Theo L. Hettema provoziert mit der These, dass die Seele Europas nicht um ihrer selbst willen gesucht werden soll, sondern in der reformatorischen Tradition um des Reiches Gottes willen. Mehr strukturell orientiert sieht Leo Koffeman den Beitrag des Protestantismus im Vorbild der GEKE, der Gemeinschaft Evangelischer Kirchen in Europa. Das Konzept der Einheit in versöhnter Verschiedenheit lässt Raum für kontextuelle Vielfalt und anerkennt, dass Europa ein durch und durch »weltlich Ding« ist. Dies bewahrt vor jeder ideologischen Überhöhung Europas, und Koffeman schließt mit einem Zitat aus der Charta Oecumenica: »and in all things compassion« (200).
Der letzte Teil wirft einen Blick auf einige offensichtlich protes-tantisch beeinflusste Aspekte der europäischen Kultur: den Kapitalismus, die Kunst, den typisch europäischen Säkularismus und die föderalistische Struktur der calvinistischen Kirchen.
So argumentiert Willem van Vlastuin, dass Max Weber in sei-ner berühmten These Calvins Schöpfungstheologie vernachlässigt habe. Er verweist darauf, dass Calvin in der heutigen Zeit auch für eine Ethik der Bescheidenheit und der Sorgsamkeit (ethics of care) fruchtbar gemacht werden könne. Yelena Mazour-Matusevich zeigt, wie Calvin in der Kunst gegen das verspielte, sinnliche Chaotische kämpfte. Kunst hatte ordentlich zu sein und didaktischen oder rein dekorativen Zwecken zu dienen. So wurde Europa geprägt vom Streben nach Klarheit, Ordnung und Harmonie. Jasper Bosman hingegen zeigt, dass Calvin die Kunst sehr wohl schätzte, nur nicht im liturgischen Zusammenhang. So säkularisierte sich die Kunst – Bosman beobachtet heute aber eine neue Offenheit auch in reformierten Gottesdiensten für die visuellen Künste als Tor zur Transzendenz.

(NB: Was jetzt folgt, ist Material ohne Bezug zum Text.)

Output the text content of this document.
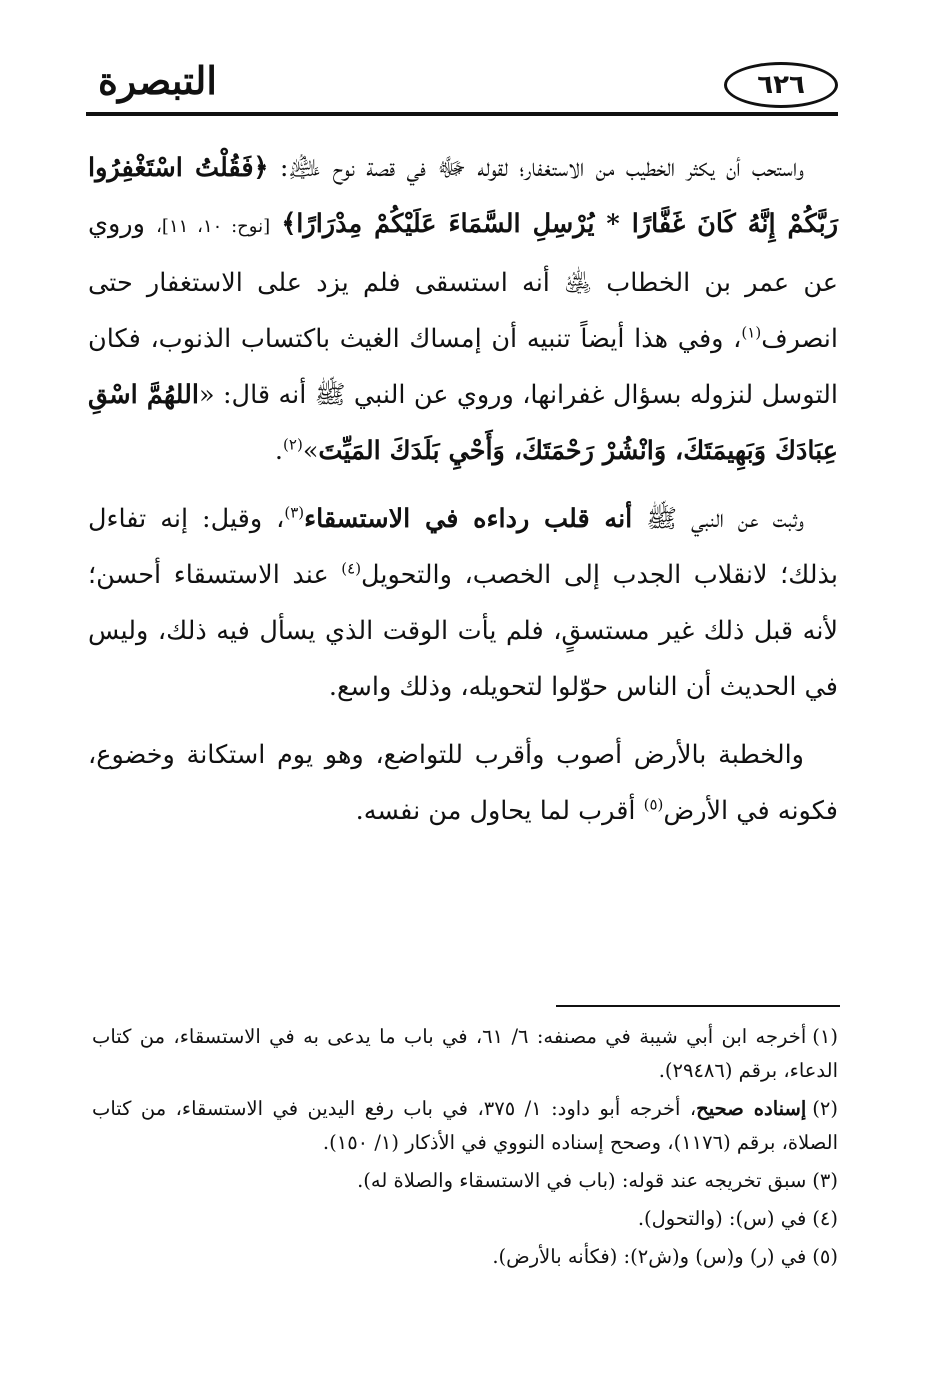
التبصرة	٦٢٦

واستحب أن يكثر الخطيب من الاستغفار؛ لقوله ﷻ في قصة نوح ﵇: ﴿فَقُلْتُ اسْتَغْفِرُوا رَبَّكُمْ إِنَّهُ كَانَ غَفَّارًا * يُرْسِلِ السَّمَاءَ عَلَيْكُمْ مِدْرَارًا﴾ [نوح: ١٠، ١١]، وروي عن عمر بن الخطاب ﵁ أنه استسقى فلم يزد على الاستغفار حتى انصرف$^{(١)}$، وفي هذا أيضاً تنبيه أن إمساك الغيث باكتساب الذنوب، فكان التوسل لنزوله بسؤال غفرانها، وروي عن النبي ﷺ أنه قال: «اللهُمَّ اسْقِ عِبَادَكَ وَبَهِيمَتَكَ، وَانْشُرْ رَحْمَتَكَ، وَأَحْيِ بَلَدَكَ المَيِّتَ»$^{(٢)}$.

وثبت عن النبي ﷺ أنه قلب رداءه في الاستسقاء$^{(٣)}$، وقيل: إنه تفاءل بذلك؛ لانقلاب الجدب إلى الخصب، والتحويل$^{(٤)}$ عند الاستسقاء أحسن؛ لأنه قبل ذلك غير مستسقٍ، فلم يأت الوقت الذي يسأل فيه ذلك، وليس في الحديث أن الناس حوّلوا لتحويله، وذلك واسع.

والخطبة بالأرض أصوب وأقرب للتواضع، وهو يوم استكانة وخضوع، فكونه في الأرض$^{(٥)}$ أقرب لما يحاول من نفسه.

(١)أخرجه ابن أبي شيبة في مصنفه: ٦/ ٦١، في باب ما يدعى به في الاستسقاء، من كتاب الدعاء، برقم (٢٩٤٨٦).
(٢)إسناده صحيح، أخرجه أبو داود: ١/ ٣٧٥، في باب رفع اليدين في الاستسقاء، من كتاب الصلاة، برقم (١١٧٦)، وصحح إسناده النووي في الأذكار (١/ ١٥٠).
(٣)سبق تخريجه عند قوله: (باب في الاستسقاء والصلاة له).
(٤)في (س): (والتحول).
(٥)في (ر) و(س) و(ش٢): (فكأنه بالأرض).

Pieter Vos liest die Geschichte von Isaaks Opferung in Gen 22 vor der Frage des Eutyphron-Dilemmas. Er sieht bei Calvin keinen Konflikt zwischen Gottes Gebot und dem Guten, wohingegen Kierkegaard die Spannung bis zum Zerreißen herausarbeitet. Gegen die säkulare Kritik an der Überordnung Gottes über die Moral kritisiert Kierkegaard damit seinerseits die Verabsolutierung der Ethik, was nach Vos mindestens ebenso viel Raum eröffnet für Freiheit wie die säkulare Option. Zsolt Görözdi schließlich führt wesentliche demokratische, partizipative und subsidiäre Werte in der mitteleuropäischen Politik auf das reformierte Kirchenverständnis zurück.
Abschließend lotet Henk de Roest am Beispiel die Zukunft der protestantischen Theologie aus. Wenn diese ihre christliche Tradition reflektiert, klärt, vermittelt und in einem internationalen Horizont neu sehen lernt, dann wird sie eine befreiende Relevanz im gesellschaftlichen Zusammenleben haben können.
Und was trägt dies nun zur europäischen Seele bei? Theo Hettema weist darauf hin, dass Delors nicht die Seele Europas (»soul of Europe«) gesucht habe, sondern eine Seele für Europa (»soul for Europe«) (175). Dies sei keine statische Entität, sondern eine fortwährende Aufgabe. Er plädiert mit Ricœur und Parfit für eine dialektische Identität sowohl des Protestantismus als auch Europas, die sich selber nicht so wichtig nimmt, sondern danach fragt, wie sie zu einer lebenswerten Zukunft beitragen kann. Dass der Protes-tantismus dafür seine eigenen Wurzeln reflektieren und weiterdenken muss – aber auch kann –, wird bei dieser Lektüre auf vielfältige Weise anschaulich gemacht.